San Giovanni teatino. Marinucci ribatte sulla società municipalizzata dei servizi

SAN GIOVANNI TEATINO. «Con la ricapitalizzazione della Sgt Multiservizi abbiamo salvaguardato la società, i servizi e i lavoratori». Il sindaco Luciano Marinucci risponde così al gruppo di opposizione, San Giovanni democratica (Sgd), che contesta la scelta di stanziare nuovi fondi in favore della società pubblica, 100% del Comune, per scansare il rischio di un fallimento.
Oltre ad aver trasferito nuove risorse nelle casse della Sgt, la giunta ha approvato a fine dicembre una delibera per prorogare alla municipalizzata la concessione di servizi che nei mesi scorsi l’amministrazione intendeva privatizzare, dal trasporto scolastico ai cimiteri, verde e pubblicità. Stando al piano messo a punto nell’ambito della riorganizzazione delle municipalizzate, la Sgt si dovrebbe occupare solo di tributi e mense scolastiche. Sarebbe stata la ricapitalizzazione, arrivata in extremis a fine anno, a non consentire ai responsabili dei settori comunali di attivare nuove modalità di gestione per i servizi non più affidati alla Sgt. Così c’è scritto nella delibera che dà il via libera alla proroga della concessione fino a giugno.
«Ancora un'occasione persa per il gruppo di minoranza Sgd», afferma il sindaco, «si dimostra incapace di intervenire in maniera costruttiva e propositiva. Ricordo che la Sgt Multiservizi svolge compiti essenziali per conto del Comune, al servizio dei cittadini. Ovvio e legittimo che riceva stanziamenti per il suo funzionamento. I trasferimenti non servono a coprire debiti ma semplicemente a consentire le normali attività della società, che gode, a differenza di quanto si voglia far credere, di buona salute e sta operando in maniera virtuosa». Marinucci difende la proroga di 6 mesi dei servizi non più di competenza della Sgt.
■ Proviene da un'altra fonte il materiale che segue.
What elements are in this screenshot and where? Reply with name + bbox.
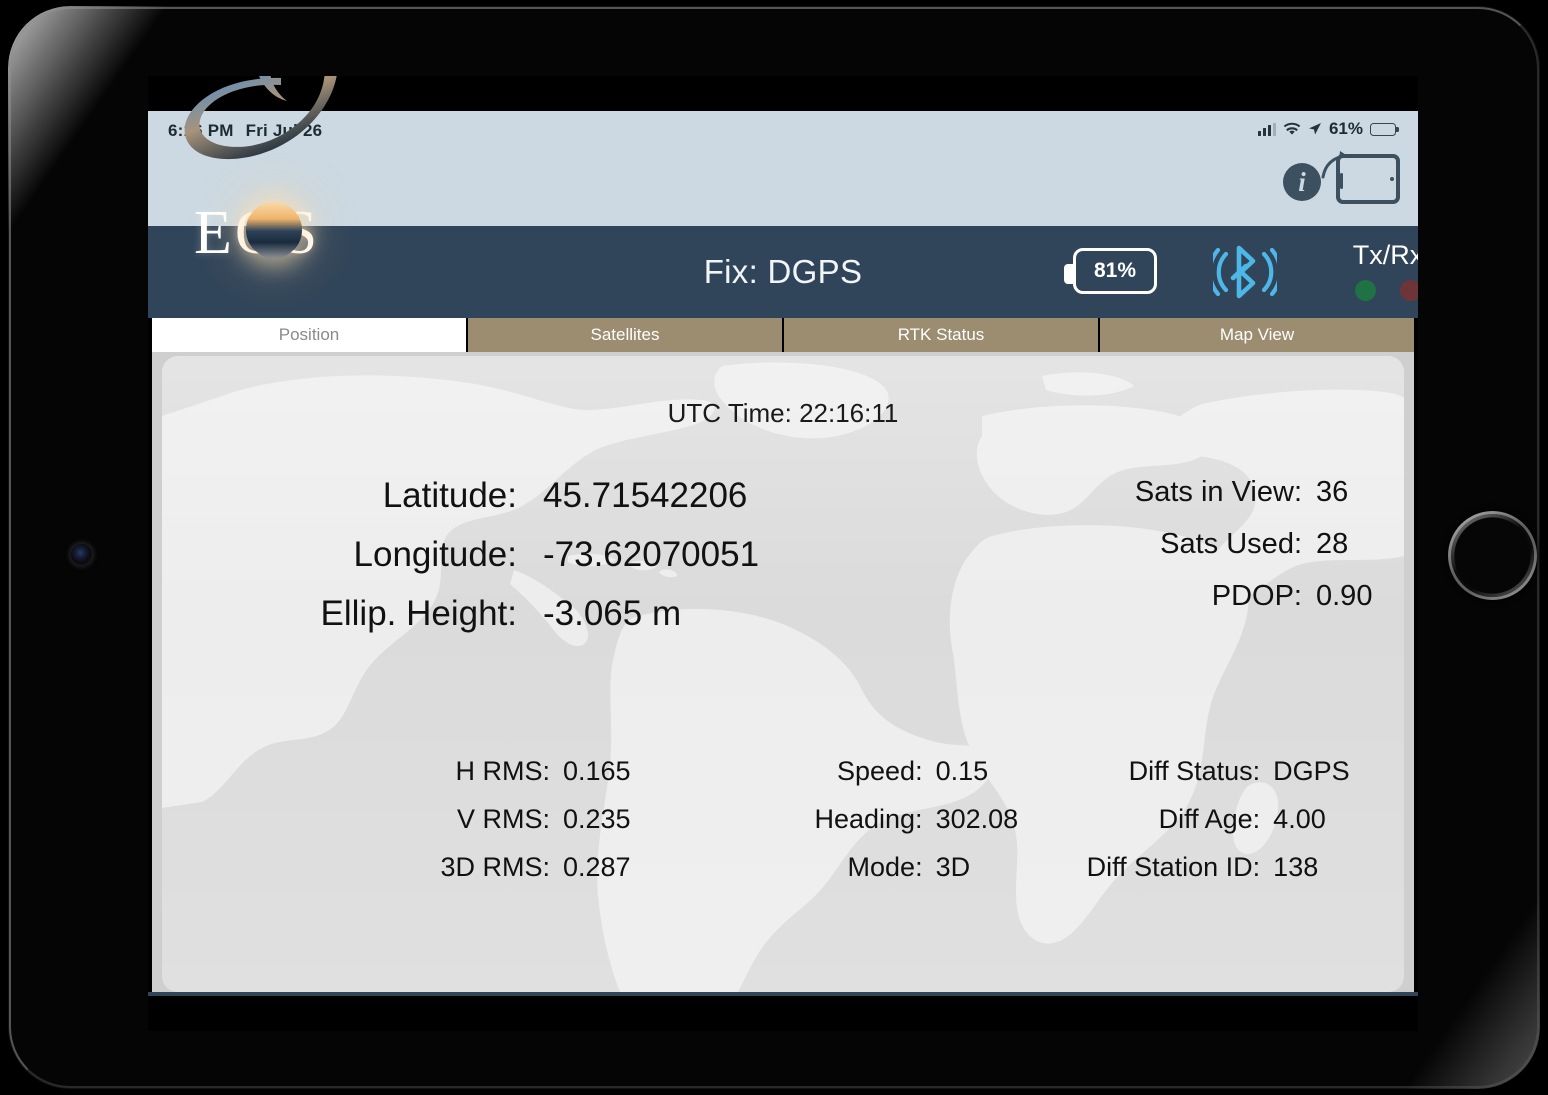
data-value: -3.065 m <box>543 594 682 633</box>
status-bar-battery-percent: 61% <box>1328 119 1363 138</box>
data-label: Speed: <box>837 756 923 786</box>
data-label: Sats in View: <box>1134 476 1302 508</box>
data-label: PDOP: <box>1211 580 1302 612</box>
data-value: 3D <box>935 852 971 882</box>
data-row: Diff Age: 4.00 <box>1018 804 1404 835</box>
info-glyph: i <box>1298 166 1306 197</box>
data-label: 3D RMS: <box>440 852 550 882</box>
data-row: Latitude: 45.71542206 <box>242 476 762 516</box>
cellular-signal-icon <box>1257 122 1276 136</box>
data-value: 0.235 <box>563 804 631 834</box>
data-row: Ellip. Height: -3.065 m <box>242 594 762 634</box>
ipad-device-icon[interactable] <box>1321 148 1400 204</box>
secondary-stats: H RMS: 0.165 V RMS: 0.235 3D RMS: 0.287 Speed… <box>162 756 1404 900</box>
utc-time-label: UTC Time: 22:16:11 <box>667 398 899 428</box>
data-label: Latitude: <box>382 476 517 515</box>
data-label: Diff Status: <box>1128 756 1261 786</box>
tablet-screen: 6:16 PM Fri Jul 26 61% i Fix: DGPS 81% T… <box>148 76 1418 1031</box>
data-label: V RMS: <box>456 804 550 834</box>
data-value: -73.62070051 <box>543 535 760 574</box>
data-row: Diff Station ID: 138 <box>1018 852 1404 883</box>
data-row: V RMS: 0.235 <box>192 804 631 835</box>
eos-sphere-icon <box>246 202 302 258</box>
data-label: H RMS: <box>455 756 551 786</box>
battery-icon <box>1370 122 1399 136</box>
data-value: 302.08 <box>935 804 1019 834</box>
data-row: H RMS: 0.165 <box>192 756 631 787</box>
data-label: Diff Age: <box>1158 804 1261 834</box>
data-label: Heading: <box>814 804 923 834</box>
info-icon[interactable]: i <box>1283 163 1321 201</box>
screen-bottom-letterbox <box>148 996 1418 1031</box>
differential-group: Diff Status: DGPS Diff Age: 4.00 Diff Statio… <box>1018 756 1404 900</box>
home-button[interactable] <box>1451 514 1534 597</box>
tab-bar: Position Satellites RTK Status Map View <box>152 318 1414 352</box>
data-label: Ellip. Height: <box>320 594 517 633</box>
data-row: Longitude: -73.62070051 <box>242 535 762 575</box>
position-primary-group: Latitude: 45.71542206 Longitude: -73.620700… <box>242 476 762 653</box>
tab-position[interactable]: Position <box>152 318 466 352</box>
status-bar-right: 61% <box>1257 119 1399 139</box>
data-row: Sats in View: 36 <box>954 476 1374 509</box>
tab-map-view[interactable]: Map View <box>1100 318 1414 352</box>
data-row: Speed: 0.15 <box>631 756 1019 787</box>
data-value: DGPS <box>1273 756 1350 786</box>
data-row: PDOP: 0.90 <box>954 580 1374 613</box>
data-row: Heading: 302.08 <box>631 804 1019 835</box>
tab-label: RTK Status <box>897 325 985 344</box>
motion-group: Speed: 0.15 Heading: 302.08 Mode: 3D <box>631 756 1019 900</box>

Se in concomitanza con la cessione dell’asilo nido, solo pochi mesi fa, non fosse stata azzerata la lista dei servizi affidati alla municipalizzata, lasciando alla Sgt solo mense e tributi, non ci sarebbe stato bisogno di alcuna proroga per continuare con la gestione della multiservice di scuolabus, cimiteri e altri ambiti. Secondo Marinucci, l’azione della sua giunta non è confusa. Anzi, tutto fila come da programma: «Non vi è incertezza e nessuna soluzione dell’ultimo minuto, come vuole far credere la minoranza. Abbiamo idee chiarissime sul futuro della Sgt Multiservizi e sui compiti che le sono affidati. La proroga dei servizi alla società per il prossimo semestre è una scelta che scaturisce proprio in considerazione della rilevanza e del ruolo strategico della Sgt. Se c’è qualcuno contrario alla gestione efficiente dei servizi e contro la salvaguardia dei posti di lavoro, sono i consiglieri di minoranza».
Al contrario di quanto fatto per l’asilo nido, la giunta non sembra più tanto convinta di proseguire sulla strada della liberalizzazione dei servizi.